Os meteoros sempre causaram assombro – além de inúmeras superstições – quando rasgavam a atmosfera iluminando o céu porque a sua contingência quebrava com a ordem aparentemente tranquila e regrada do cosmos. Gostamos de regularidades e quando um algo estranho acontece de repente, isso nos relembra da contingência do mundo. Uma luz simplesmente aparece, chega sem ser anunciada, e às vezes causa grandes estragos. Como prever o incerto? Como não temer o inesperado? Os antigos se debatiam com estas ideias sem chegar a nenhuma conclusão definitiva.
Os cometas também eram um grande assunto de discussão, o que são eles? Alguns padres disseram que se tratava de exalações dos pecados que subiam para a atmosfera e depois eram incendiados pela ira divina! Elucidativo… um jeito criativo de juntar um fenômeno celeste com um fenômeno humano, demasiado humano. Mas não, não são exalação de pecado, são muito simplesmente corpos celestes feitos de gelo e poeira que começam a queimar quando se aproximam do Sol durantes suas órbitas elípticas. Os estudiosos antigos não aceitavam o fato de que a perfeição do céu pudesse conter algo tão banal como pedras imensas e defendiam que estes fenômenos naturais precisariam estar muito próximos de nós, abaixo da órbita da Lua, porque era impossível algo tão estranho compartilhar seu espaço com as estrelas fixas, perenes e plácidas.
Fundamos nossa vida no equilíbrio e na estabilidade, gostamos de traduzir o movimento do mundo na regularidade do hábito. Nos tornamos muito bons nisso! Afinal, desde o surgimento da espécie humana, nos mantivemos vivos graças a esta capacidade. A natureza fez sua parte, trocando sempre o dia pela noite, e sucedendo as fases da lua com constância e pontualidade. Nos acostumamos com o hoje ser parecido com ontem e concluímos que o amanhã será similar. Outros ciclos são ainda maiores, toda cultura humana possui alguma maneira de dizer: primavera-verão-outono-inverno. Na Índia é comum dividir as estações em quente, fria e chuvosa, já o povo Guarani define apenas duas duas grandes estações: Ara Ymã, que é o nosso outono e inverno, e o Ara Pyau, que corresponde à primavera e ao verão. Dentre estas ciclos maiores, Maias, chineses, egípcios e babilônios deixaram registros detalhados do ciclo da lua, das estrelas e dos planetas, com os quais formavam calendários elaborados. A precisão desta contagem ajudava a marcar o transcorrer das estações e dos anos, que eram sinalizadas com ritos de passagem, o solstício de versão e inverno sendo um dos momentos mais importantes³.

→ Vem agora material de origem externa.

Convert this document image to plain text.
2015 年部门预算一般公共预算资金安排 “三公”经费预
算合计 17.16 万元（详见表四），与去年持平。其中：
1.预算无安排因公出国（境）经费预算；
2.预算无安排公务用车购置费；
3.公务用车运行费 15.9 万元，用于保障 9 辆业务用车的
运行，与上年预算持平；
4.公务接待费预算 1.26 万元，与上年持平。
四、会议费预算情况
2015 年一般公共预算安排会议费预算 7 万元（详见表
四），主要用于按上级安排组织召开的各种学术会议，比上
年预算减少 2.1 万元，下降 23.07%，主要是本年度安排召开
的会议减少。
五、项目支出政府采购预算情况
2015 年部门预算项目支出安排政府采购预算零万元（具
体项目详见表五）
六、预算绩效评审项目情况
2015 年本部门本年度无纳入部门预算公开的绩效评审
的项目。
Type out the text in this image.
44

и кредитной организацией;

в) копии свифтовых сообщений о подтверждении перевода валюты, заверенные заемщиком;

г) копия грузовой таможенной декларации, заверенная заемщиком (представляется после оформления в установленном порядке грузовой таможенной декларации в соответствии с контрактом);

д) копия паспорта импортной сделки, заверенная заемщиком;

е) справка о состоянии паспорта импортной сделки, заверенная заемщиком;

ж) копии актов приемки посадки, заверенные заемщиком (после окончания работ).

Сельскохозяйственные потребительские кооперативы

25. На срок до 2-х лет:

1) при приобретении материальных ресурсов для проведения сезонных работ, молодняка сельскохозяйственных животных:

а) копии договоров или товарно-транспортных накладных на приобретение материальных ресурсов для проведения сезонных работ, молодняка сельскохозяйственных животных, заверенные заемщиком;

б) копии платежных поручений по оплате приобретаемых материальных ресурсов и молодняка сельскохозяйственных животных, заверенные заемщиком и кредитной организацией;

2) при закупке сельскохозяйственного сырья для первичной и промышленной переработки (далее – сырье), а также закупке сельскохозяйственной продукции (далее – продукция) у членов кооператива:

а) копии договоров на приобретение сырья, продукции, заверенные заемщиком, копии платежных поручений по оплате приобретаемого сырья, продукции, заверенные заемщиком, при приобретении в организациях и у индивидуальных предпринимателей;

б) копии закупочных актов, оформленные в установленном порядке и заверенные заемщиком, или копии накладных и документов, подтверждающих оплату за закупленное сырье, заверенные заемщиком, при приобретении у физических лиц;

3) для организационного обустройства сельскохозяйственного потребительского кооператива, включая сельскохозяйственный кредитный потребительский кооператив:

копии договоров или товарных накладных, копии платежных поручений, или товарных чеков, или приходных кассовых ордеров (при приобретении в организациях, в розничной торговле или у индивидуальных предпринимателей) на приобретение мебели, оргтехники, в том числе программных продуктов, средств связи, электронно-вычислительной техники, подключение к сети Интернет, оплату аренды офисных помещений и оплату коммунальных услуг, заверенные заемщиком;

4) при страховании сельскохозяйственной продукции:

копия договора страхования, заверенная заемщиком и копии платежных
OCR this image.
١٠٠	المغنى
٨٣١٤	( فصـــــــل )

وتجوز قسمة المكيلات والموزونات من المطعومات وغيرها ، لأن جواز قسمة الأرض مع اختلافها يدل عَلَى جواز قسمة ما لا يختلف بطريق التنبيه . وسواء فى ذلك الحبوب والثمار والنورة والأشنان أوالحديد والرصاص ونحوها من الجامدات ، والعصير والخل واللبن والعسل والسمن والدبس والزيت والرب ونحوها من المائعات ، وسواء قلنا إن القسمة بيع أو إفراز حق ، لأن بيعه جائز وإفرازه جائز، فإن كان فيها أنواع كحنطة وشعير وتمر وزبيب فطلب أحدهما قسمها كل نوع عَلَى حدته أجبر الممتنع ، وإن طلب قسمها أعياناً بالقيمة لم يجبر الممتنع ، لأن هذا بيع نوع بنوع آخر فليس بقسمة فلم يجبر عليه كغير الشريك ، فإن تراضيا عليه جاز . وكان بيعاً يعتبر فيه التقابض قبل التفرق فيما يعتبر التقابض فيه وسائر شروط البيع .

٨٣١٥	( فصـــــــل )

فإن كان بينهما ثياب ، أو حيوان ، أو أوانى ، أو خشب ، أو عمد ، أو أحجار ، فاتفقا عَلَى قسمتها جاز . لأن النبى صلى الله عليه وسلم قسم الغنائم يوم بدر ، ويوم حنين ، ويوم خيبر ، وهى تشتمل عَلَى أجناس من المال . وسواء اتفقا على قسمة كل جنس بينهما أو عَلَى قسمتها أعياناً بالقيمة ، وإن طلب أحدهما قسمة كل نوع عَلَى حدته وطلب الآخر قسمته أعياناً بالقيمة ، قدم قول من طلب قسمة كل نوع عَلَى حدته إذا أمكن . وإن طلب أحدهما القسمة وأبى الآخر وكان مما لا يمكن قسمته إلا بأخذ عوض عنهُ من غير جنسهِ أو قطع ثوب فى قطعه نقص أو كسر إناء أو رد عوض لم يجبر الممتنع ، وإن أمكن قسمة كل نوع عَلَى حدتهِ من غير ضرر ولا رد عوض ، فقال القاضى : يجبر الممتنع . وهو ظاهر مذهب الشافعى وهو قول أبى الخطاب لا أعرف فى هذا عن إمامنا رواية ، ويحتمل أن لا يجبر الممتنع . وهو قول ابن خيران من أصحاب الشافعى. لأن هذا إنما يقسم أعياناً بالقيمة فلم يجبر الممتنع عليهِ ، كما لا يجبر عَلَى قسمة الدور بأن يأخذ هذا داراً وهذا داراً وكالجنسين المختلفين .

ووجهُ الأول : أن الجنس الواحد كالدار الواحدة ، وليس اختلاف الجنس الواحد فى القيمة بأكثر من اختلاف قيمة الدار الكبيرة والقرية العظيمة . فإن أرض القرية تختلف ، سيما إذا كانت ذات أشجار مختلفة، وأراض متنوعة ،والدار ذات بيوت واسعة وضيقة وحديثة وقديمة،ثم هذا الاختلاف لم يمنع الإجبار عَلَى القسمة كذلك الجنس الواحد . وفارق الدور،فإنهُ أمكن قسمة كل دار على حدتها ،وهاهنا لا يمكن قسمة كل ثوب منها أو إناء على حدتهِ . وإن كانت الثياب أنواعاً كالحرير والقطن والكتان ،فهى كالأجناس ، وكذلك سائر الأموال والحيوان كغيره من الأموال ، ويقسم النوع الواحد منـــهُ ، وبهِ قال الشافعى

Compreender a periodicidade do tempo é uma das nossas maneiras de relacionar-se com os Deuses. E a imprevisibilidade dos fenômenos meteorológicos era a prova definitiva da sua liberdade e superioridade. Mesmo os astros, precisos como os ponteiros do relógio, às vezes começavam a retroceder em seu movimento habitual e pareciam possuir vida própria. Tudo isso parecia ser algum tipo de sinal, uma ameaça de que mesmo a ordem natural podia ser quebrada por eles. Aliás, é provavelmente esta insegurança que fizeram os deuses serem cultuados. Eles não eram apenas admirados ou temidos, eram também manipulados. O deuses existem para o nosso interesse. A religião desde sempre agiu como uma maneira de obter o favorecimento dos deuses. E se Thor, Zeus, Javé, Baal – entre outros – são divindades responsáveis pela chuva, então inúmeros ritos procuravam instigar a sua benevolência.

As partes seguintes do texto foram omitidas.